12 Responses to “New Donor Advised Fund Legislation Introduced in Congress”

    • Greg, thanks for commenting. I agree that the proposed rule, if it becomes law, could have a significant result. While it would initially funnel more money into DAFs, those dollars would eventually flow to nonprofit organizations. Making more money available for philanthropic use is ultimately a good thing.

  1. Over on LinkedIn, two readers shared some interesting thoughts about this post that I thought I would share with you here:

    Kevin Peter — I’m generally agnostic on DAFs. If the measure puts more money in the philanthropic pot, that will be a net gain in the long run for organizations that change lives in ways that matter. I’m more interested in seeing employer sponsored retirement plans, such as 403(b) and 401(k) plans, included in the charitable rollover. Figures vary widely, but most seem to settle at somewhere between 25% and 38% of American employees (a.k.a., potential donors) participate in employer sponsored retirement programs.
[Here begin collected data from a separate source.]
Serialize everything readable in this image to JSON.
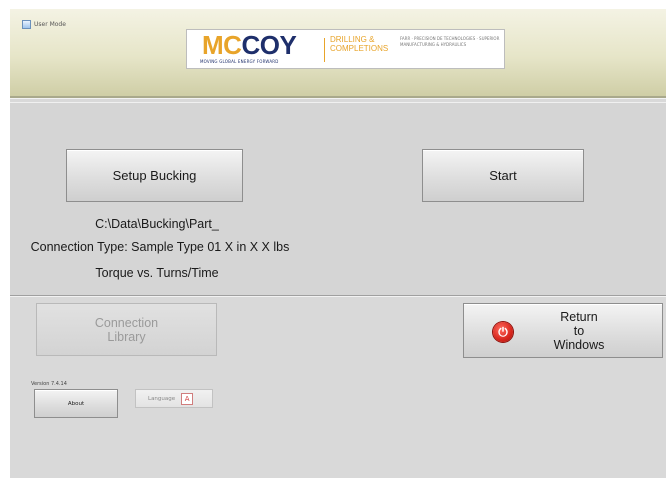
{
  "header": {
    "user_mode_label": "User Mode",
    "logo": {
      "brand_part1": "MC",
      "brand_part2": "COY",
      "tagline": "MOVING GLOBAL ENERGY FORWARD",
      "division": "DRILLING & COMPLETIONS",
      "sub_lines": "FARR · PRECISION DE TECHNOLOGIES · SUPERIOR MANUFACTURING & HYDRAULICS"
    }
  },
  "main": {
    "setup_button": "Setup Bucking",
    "start_button": "Start",
    "path": "C:\\Data\\Bucking\\Part_",
    "connection_type": "Connection Type:  Sample Type 01 X in X X lbs",
    "chart_mode": "Torque vs. Turns/Time"
  },
  "footer": {
    "library_button_line1": "Connection",
    "library_button_line2": "Library",
    "return_line1": "Return",
    "return_line2": "to",
    "return_line3": "Windows",
    "version": "Version 7.4.14",
    "about_button": "About",
    "language_button": "Language",
    "language_icon_glyph": "A"
  },
  "colors": {
    "header_bg": "#e6e5c8",
    "panel_bg": "#d5d5d5",
    "brand_gold": "#e8a42a",
    "brand_navy": "#1e2f6b",
    "power_red": "#d8261d"
  },
  "icons": {
    "power": "power-icon",
    "language": "language-icon",
    "checkbox": "checkbox-icon"
  }
}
That’s a lot money tied up in plans not included in the IRA charitable rollover.

    Connie Harris — I considered DAFs as “competition” that was wayyyyy ahead of most development offices and once donors make this decision, well, too bad, so sad.

    As for me, I’m generally in favor of pretty much anything that gives people more control over their money and makes more money available for philanthropic use.
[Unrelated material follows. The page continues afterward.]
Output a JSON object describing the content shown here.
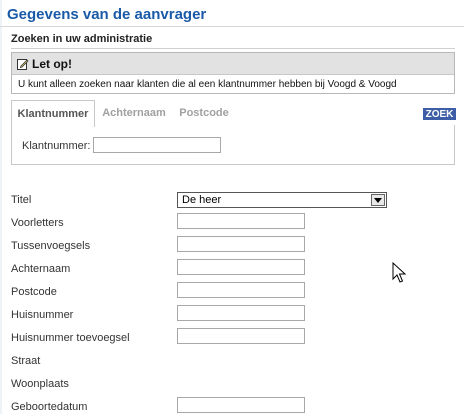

  2. The oddly-titled Senate bill is an apparent attempt to create the acronym “CHARITY.” Having squeezed in the tortured “Regularly” to modify “Throughout the Year,” the staff wisely drew the line before inserting another adjective beginning with the letter “I” (“Inspiringly” is the best I could come up with).

    Policy wise, it will likely grow the philanthropic sector, which IMHO is a good thing

    • Richard, thank you for your insight. The Senator’s staff was too clever for me; I missed the acronym. I appreciate you pointing it out. I wonder how long it took them to come up with the name v. the bill itself. 🙂

  3. Call me selfish, but I would rather see the IRA donation come directly to my non-profit rather than to a DAF where it’s likely to sit for a while and then be divided out to a number of non-profits.

    • Jay, thank you for sharing your thoughts. I understand what you are saying; it’s one of the key issues raised by those who don’t particularly like DAFs. While I appreciate the concern, I’m in favor of the measure if it ultimately brings more philanthropic resources to the nonprofit sector. What we need to better understand and deal with is: Why would a donor prefer to give to a DAF rather than directly to an operating charity?

  4. Michael, The Atlas of Giving has definitively measured the huge positive impact that DAFs have made in the charitable economy since the recession. Critics would like to have a floor (like foundations do) of five percent annually. This will do nothing but guarantee that the floor is all that will be distributed annually; we’ve got decades of data on foundations to prove it — it’s always five percent.

    DAFs in 2015 gave 22 percent of their assets as grants — it’s a game changer.

    The other thing the critics hate is the anonymity of DAF donors… they want to know who the donors are so that they can hound them like they hound foundations and their boards. Giving this up will kill the DAF Tsunami that is taking the charitable giving economy to new heights.

    The critics of DAFS have a solution that is still trying to find a problem.

    DAFs are not broken, and don’t need to be fixed.

    • Rob, thank you for sharing your insights. I never understood why some folks are pushing for a five-percent distribution rule for DAFs. As you stated, the actual distribution rate is much greater, without the requirement. On the other hand, I do understand why many fundraising professionals do not like DAFs. However, the reasons they give tend to be organization-focused rather than donor centered.

      DAFs put money into the nonprofit sector, engage donors, and give donors control and flexibility.

      Wise nonprofit pros will try to understand why donors choose to give via DAFs rather than directly to a charities. Then, they will adapt accordingly, as appropriate. Furthermore, fundraisers need to learn to more effectively seek gifts from DAFs and properly steward such gifts in meaningful ways.